M. de Réaumur avait chez lui un aveugle-né ; l’on fit à cet homme l’opération de la cataracte. Le premier appareil devait être levé devant des gens de l’art et quelques littérateurs ; mon père y avait été envoyé ; curieux d’examiner les premiers effets de la lumière sur un être à qui elle était inconnue, il espérait une expérience aussi intéressante que neuve. On leva l’appareil ; mais les discours de l’aveugle firent parfaitement connaître qu’il avait déjà vu. Les spectateurs étaient mécontents ; l’humeur des uns produisit l’indiscrétion des autres : quelqu’un avoua que la première expérience s’était faite devant Mme Dupré de Saint-Maur. Mon père sortit en disant que M. de Réaumur avait mieux aimé avoir pour témoins deux beaux yeux sans conséquence que des gens dignes de le juger.

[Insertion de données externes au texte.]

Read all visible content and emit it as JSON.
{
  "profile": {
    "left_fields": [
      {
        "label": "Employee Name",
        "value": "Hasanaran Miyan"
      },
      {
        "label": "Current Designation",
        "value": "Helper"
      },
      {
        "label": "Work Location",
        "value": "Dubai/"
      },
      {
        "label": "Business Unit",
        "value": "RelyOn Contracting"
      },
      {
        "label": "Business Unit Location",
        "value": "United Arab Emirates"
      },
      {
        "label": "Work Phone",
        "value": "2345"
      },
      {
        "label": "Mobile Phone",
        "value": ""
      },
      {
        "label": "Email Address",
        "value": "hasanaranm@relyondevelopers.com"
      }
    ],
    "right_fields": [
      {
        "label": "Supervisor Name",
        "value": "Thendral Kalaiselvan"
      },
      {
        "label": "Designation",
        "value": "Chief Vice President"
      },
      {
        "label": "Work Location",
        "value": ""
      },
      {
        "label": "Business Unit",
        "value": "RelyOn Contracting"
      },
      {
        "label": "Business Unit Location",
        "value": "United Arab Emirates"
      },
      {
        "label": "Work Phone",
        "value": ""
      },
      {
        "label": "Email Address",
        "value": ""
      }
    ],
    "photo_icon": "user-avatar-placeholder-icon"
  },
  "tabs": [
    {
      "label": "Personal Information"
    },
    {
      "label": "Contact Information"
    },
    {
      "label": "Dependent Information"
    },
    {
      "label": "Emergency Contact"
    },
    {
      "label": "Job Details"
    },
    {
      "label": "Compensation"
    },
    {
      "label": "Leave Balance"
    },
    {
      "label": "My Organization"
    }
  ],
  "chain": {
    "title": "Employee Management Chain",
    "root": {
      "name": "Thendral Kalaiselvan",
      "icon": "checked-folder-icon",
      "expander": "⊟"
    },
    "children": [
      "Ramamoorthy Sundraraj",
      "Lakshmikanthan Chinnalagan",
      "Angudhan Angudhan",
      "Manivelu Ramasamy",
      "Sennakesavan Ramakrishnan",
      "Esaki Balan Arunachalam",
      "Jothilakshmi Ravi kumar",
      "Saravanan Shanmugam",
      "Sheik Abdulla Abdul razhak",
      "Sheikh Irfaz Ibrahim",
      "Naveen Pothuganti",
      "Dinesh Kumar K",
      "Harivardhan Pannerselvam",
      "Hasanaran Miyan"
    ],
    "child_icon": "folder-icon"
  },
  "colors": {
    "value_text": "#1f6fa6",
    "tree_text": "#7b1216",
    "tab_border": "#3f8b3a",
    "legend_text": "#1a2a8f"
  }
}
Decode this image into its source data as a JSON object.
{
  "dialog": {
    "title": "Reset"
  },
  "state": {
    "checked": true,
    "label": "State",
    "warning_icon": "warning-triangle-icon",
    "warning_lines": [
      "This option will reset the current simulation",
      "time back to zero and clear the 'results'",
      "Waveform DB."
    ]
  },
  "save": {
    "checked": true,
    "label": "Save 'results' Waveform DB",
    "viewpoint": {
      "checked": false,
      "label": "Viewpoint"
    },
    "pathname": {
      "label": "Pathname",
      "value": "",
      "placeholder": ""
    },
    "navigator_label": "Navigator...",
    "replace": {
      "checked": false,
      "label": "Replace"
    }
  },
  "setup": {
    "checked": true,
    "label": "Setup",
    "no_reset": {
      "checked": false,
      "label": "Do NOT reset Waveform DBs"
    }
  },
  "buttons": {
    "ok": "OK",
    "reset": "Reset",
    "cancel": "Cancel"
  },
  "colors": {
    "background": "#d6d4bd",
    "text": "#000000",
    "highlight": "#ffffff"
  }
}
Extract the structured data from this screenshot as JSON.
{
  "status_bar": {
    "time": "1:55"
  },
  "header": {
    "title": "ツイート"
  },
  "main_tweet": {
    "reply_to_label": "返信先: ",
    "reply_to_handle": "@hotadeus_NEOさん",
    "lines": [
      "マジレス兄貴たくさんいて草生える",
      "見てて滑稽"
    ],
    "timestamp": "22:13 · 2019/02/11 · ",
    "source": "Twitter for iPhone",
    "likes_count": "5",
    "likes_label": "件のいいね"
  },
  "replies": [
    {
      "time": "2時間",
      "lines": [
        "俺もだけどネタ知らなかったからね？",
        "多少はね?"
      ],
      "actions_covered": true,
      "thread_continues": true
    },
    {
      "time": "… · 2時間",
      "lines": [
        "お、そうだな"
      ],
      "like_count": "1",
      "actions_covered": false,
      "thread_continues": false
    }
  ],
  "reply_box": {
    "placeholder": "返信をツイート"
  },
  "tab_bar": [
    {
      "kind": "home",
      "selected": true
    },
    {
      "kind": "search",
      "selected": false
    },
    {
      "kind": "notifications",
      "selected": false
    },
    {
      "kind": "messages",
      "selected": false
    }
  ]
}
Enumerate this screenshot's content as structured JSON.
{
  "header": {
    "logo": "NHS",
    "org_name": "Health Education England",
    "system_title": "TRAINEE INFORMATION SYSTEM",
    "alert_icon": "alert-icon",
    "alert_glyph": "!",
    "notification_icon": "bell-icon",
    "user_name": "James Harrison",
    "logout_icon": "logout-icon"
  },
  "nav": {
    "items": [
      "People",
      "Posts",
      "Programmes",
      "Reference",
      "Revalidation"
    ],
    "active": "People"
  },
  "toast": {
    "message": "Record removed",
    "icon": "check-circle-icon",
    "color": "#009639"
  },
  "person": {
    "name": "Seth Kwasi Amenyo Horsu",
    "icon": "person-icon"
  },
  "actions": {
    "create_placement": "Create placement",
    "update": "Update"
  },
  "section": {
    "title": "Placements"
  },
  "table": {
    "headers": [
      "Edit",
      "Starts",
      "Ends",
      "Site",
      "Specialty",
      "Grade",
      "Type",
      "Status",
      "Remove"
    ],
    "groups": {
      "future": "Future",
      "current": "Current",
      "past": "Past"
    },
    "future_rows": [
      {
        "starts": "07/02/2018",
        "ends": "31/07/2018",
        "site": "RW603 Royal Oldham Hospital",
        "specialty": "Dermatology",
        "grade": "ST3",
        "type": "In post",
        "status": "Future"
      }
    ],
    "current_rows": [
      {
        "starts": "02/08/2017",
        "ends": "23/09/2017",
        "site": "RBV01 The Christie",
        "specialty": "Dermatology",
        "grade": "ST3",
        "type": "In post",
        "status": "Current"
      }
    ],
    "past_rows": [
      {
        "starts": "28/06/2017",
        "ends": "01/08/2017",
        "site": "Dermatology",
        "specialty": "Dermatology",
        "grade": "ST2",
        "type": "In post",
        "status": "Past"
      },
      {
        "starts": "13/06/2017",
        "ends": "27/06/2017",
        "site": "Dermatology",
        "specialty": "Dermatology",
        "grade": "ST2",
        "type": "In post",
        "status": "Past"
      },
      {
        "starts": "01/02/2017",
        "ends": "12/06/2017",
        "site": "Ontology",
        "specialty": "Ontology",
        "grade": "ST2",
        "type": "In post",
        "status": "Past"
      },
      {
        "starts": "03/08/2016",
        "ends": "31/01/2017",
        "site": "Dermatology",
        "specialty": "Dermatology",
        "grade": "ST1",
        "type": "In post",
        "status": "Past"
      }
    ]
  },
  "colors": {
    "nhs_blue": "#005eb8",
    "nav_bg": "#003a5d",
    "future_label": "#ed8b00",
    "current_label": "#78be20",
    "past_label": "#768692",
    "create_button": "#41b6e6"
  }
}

Ce propos déplut à Mme Dupré de Saint-Maur ; elle trouva la phrase injurieuse pour ses yeux et pour ses connaissances anatomiques ; elle avait une grande prétention de science. Elle paraissait aimable à M. d’Argenson ; elle l’irrita, et quelques jours après, le 24 juillet 1749, un commissaire, nommé Rochebrune, avec trois hommes de sa suite, vint à neuf heures du matin chez mon père, et après une visite très exacte de son cabinet et de ses papiers, le commissaire tira de sa poche un ordre de l’arrêter et de le conduire à Vincennes. Mon père sans se troubler le pria de lui donner le temps d’en prévenir sa femme ; il passa chez ma mère, elle habillait et caressait son fils. Jamais il ne put se résoudre à l’affliger, il lui dit qu’il sortait pour quelques affaires relatives à l’Encyclopédie, qu’il ne reviendrait sûrement pas dîner, et la priait vers le soir d’aller le chercher chez Le Breton, libraire ; puis il sortit. Un mouvement involontaire la conduisit à sa fenêtre, elle le vit dans un fiacre tendant la main pour prendre une épreuve que voulait lui donner un enfant de l’imprimerie ; un homme de l’escorte s’avança, repoussa le bras de mon père, et ordonna à l’enfant de s’éloigner. Elle jeta un cri et s’évanouit. Revenue à elle-même, elle fut chez M. Berrier, alors lieutenant de police. « Eh bien, madame, lui dit ce ministre, nous tenons votre mari, il faudra bien qu’il jase. Vous pourriez lui épargner bien des peines et accélérer sa liberté, si vous vouliez nous indiquer où sont ses ouvrages, quel est celui dont il s’occupe actuellement, où est le Pigeon blanc. » (C’était un assez joli conte dont mon père avait fait quelques lectures à ses amis, et qui pouvait alors contenir quelques applications sur le roi, Mme de Pompadour et les ministres.) 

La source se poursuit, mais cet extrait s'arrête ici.